Saturday, January 16, 2016

Moscow Renews Push to Have EU Make Russian an Official Language in Europe



Paul Goble

            Staunton, January 16 – For more than two decades, Russian officials have called for making Russian an official language of the European Union, nominally to improve relations between the EU and Moscow but in fact to give Moscow greater leverage to insist on official status for Russian in the Baltic countries and elsewhere.

            If the EU were to give Russian official status, it would be harder for countries once occupied by Moscow to defend their own national languages. Consequently, all such Russian efforts have generated a sharply negative reaction from Baltic deputies in the European Parliament and in other venues as well.

            Nonetheless, Moscow keeps pushing this idea, even at times of crisis in relations between Russia and the EU, quite possibly out of the conviction that this is the kind of concession to Moscow that would satisfy those who want a “balanced” approach to Russia at a time of sanctions.

            And to this end, Moscow has promoted the formation of various groups in Western Europe to act as advocates for this idea, again allowing Russia to act as if this is an expression of their will rather than its own and at a minimum giving Moscow deniability about what it is quite clearly doing.

            One such group is the Union of Russophones of France.  It is headed by a French journalist, Dmitry Koshko, and he has now given an interview to the Rubaltic portal, arguing that making Russian an official language of the EU is both justified and useful and that Baltic objections reflect narrow nationalisms (rubaltic.ru/news/15012016-status-russkogo-yazyka/).

            Koshko says that approximately seven million people in Europe speak Russian, “more than the population of such countries as Luxembourg or even Bulgaria;” and he points out that far from all of them are ethnic Russians. Many are natives of EU states, and others are from other former Soviet republics. 

            “For Europe,” he continues, “it is not a bad thing to have good relations with Europe;” and giving Russian official status will promote not only that but also European ties with other countries in Eurasia, including “with Central Asian and Caucasus countries.”  Consequently, it should be viewed as a humanistic step rather than one driven by ethnic concerns.

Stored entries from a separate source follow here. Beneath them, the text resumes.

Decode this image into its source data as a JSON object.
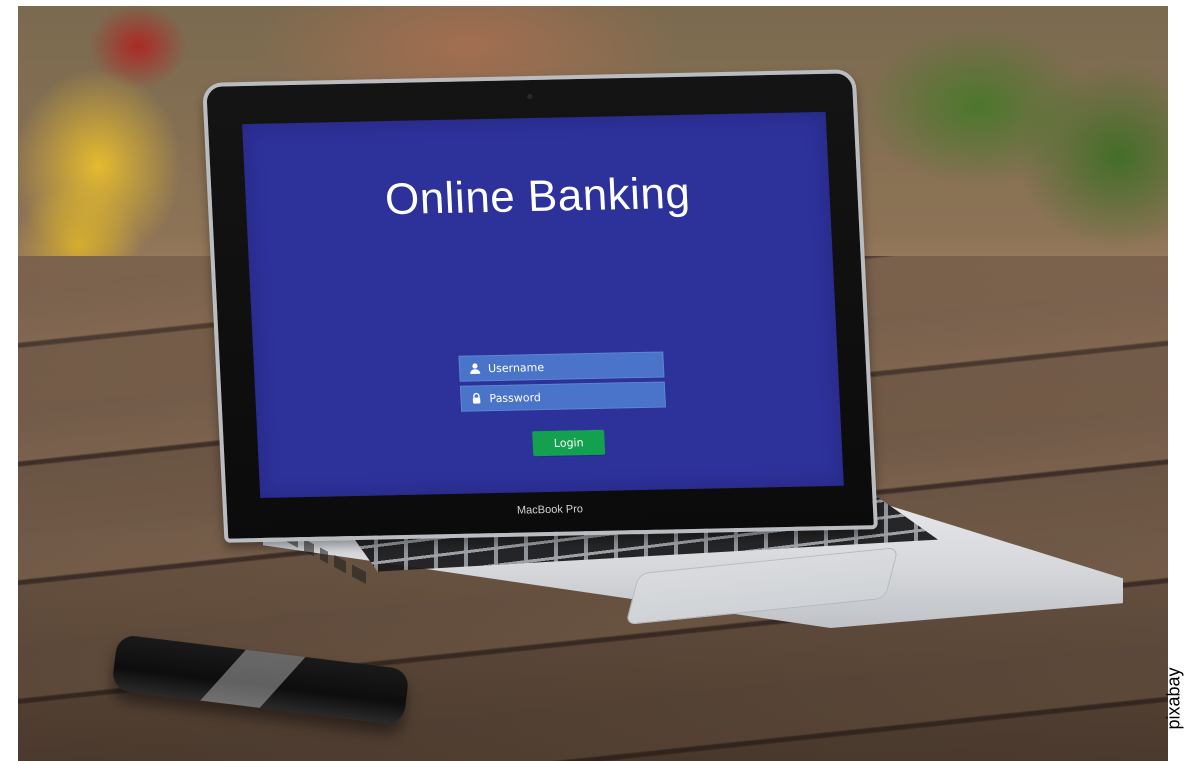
{
  "screen": {
    "title": "Online Banking",
    "username_placeholder": "Username",
    "password_placeholder": "Password",
    "login_label": "Login",
    "accent": {
      "screen_bg": "#2d319a",
      "field_bg": "#4a74c9",
      "login_bg": "#13a04f"
    }
  },
  "laptop": {
    "brand_label": "MacBook Pro"
  },
  "watermark": {
    "text": "pixabay"
  },
  "icons": {
    "username": "user-icon",
    "password": "lock-icon"
  }
}
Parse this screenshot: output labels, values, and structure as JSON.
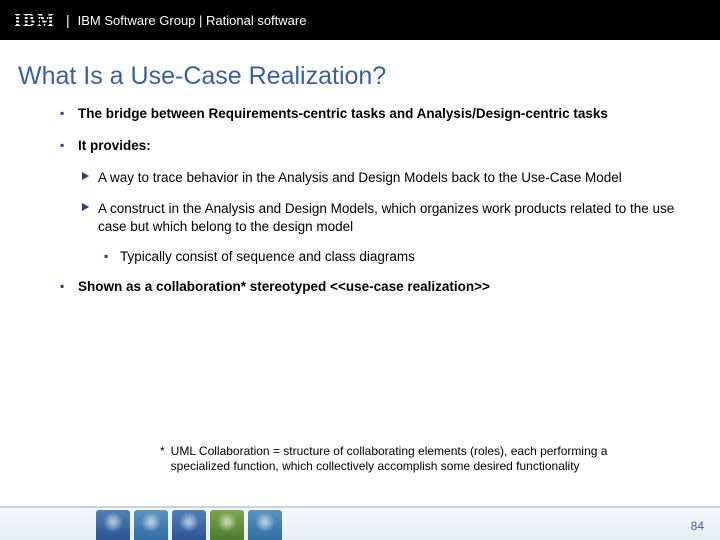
{
  "header": {
    "logo_text": "IBM",
    "separator": "|",
    "group_text": "IBM Software Group | Rational software"
  },
  "title": "What Is a Use-Case Realization?",
  "bullets": {
    "b1": "The bridge between Requirements-centric tasks and Analysis/Design-centric tasks",
    "b2": "It provides:",
    "b2_sub1": "A way to trace behavior in the Analysis and Design Models back to the Use-Case Model",
    "b2_sub2": "A construct in the Analysis and Design Models, which organizes work products related to the use case but which belong to the design model",
    "b2_sub2_sub1": "Typically consist of sequence and class diagrams",
    "b3": "Shown as a collaboration* stereotyped <<use-case realization>>"
  },
  "footnote": {
    "star": "*",
    "text": "UML Collaboration = structure of collaborating elements (roles), each performing a specialized function, which collectively accomplish some desired functionality"
  },
  "page_number": "84"
}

            “Russophonia,” he argues, “is not the rule of the Russian language or equivalent to the idea of ‘an Elder Brother.’ It is simply the use of Russian in parallel with one’s own language because through Russian one can reach the entire world promoting one’s own culture be it Lithuanian, Uzbek or Georgian.”

            Koshko says his group began promoting the idea of adopting Russian as a working language in France in 2012 and now is seeking to push it at the level of the European Union as a whole.